Nicole Robert, productrice de GO Films, s'interroge elle aussi sur les choix de la mise en marché des films. «Est-ce qu'on sort les films directement sur DVD? Est-ce qu'on sort avec un gros marketing? Est-ce que nos films doivent faire 1 million au box-office? Peut-être pas. Est-ce qu'on doit produire moins de films, mais mieux? C'est une réflexion qui doit s'amorcer.»

Si elle se dit satisfaite des résultats d'Un été sans point ni coup sûr, la productrice de Palomar, Barbara Shrier, souhaite, quant à elle, voir les films rester plus longtemps à l'affiche: «Beaucoup d'argent est dépensé en promotion, et pour faire le plus d'argent le plus vite possible, on ne laisse pas les films à l'écran suffisamment longtemps pour que le bouche-à-oreille fonctionne.»

Les budgets de production des films, tributaires de la SODEC et de Téléfilm, expliquent peut-être en partie les résultats moroses des films québécois cet été. «On coupe sur 10 % du budget de neuf films pour en faire un dixième, déplore Barbara Shrier.

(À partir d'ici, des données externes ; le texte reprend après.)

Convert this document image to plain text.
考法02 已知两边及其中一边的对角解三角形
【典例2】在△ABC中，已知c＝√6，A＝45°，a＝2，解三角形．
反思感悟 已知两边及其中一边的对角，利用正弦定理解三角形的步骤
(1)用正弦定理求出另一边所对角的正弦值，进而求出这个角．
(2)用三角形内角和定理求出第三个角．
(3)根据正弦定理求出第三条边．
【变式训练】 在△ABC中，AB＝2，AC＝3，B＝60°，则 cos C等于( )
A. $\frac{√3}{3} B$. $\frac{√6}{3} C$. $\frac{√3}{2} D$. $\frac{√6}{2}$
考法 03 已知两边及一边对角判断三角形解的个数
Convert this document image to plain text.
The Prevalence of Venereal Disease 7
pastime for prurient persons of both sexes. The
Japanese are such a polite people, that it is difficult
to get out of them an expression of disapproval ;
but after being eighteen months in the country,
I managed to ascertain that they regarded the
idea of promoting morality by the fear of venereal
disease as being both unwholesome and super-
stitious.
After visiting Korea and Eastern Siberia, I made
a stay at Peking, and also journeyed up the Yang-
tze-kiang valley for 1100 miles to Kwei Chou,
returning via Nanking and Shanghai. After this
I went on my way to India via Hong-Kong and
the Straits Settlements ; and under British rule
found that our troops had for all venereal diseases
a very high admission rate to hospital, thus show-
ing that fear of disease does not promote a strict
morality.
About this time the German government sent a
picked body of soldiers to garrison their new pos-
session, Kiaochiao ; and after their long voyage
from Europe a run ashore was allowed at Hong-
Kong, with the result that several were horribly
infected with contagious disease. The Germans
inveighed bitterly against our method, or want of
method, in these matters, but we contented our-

Et qu'est-ce que tu coupes? Tu coupes dans le cinéma: la pluie, les tournages de nuit, les plans difficiles. On finit par faire des films corrects, mais il y en a beaucoup qui pourraient être vus à la télévision.»

Tout comme Barbara Shrier, Pierre Even regrette le manque de budget dont souffrent les films québécois. «Il y a tellement de demandes auprès des institutions que l'on s'aperçoit que c'est difficile de faire des films à 6 millions. Or, ce sont ces films-là qui ont marché au box-office!» lance-t-il.

Est-ce à dire que les écrans de cinéma de la province souffrent d'une trop grande présence de films québécois? «Je ne pense pas qu'il y a trop de films, tranche Pierre Even. On s'est battus pour avoir une masse critique de films. Avoir 20 films par année, c'est primordial pour arriver à avoir du succès.»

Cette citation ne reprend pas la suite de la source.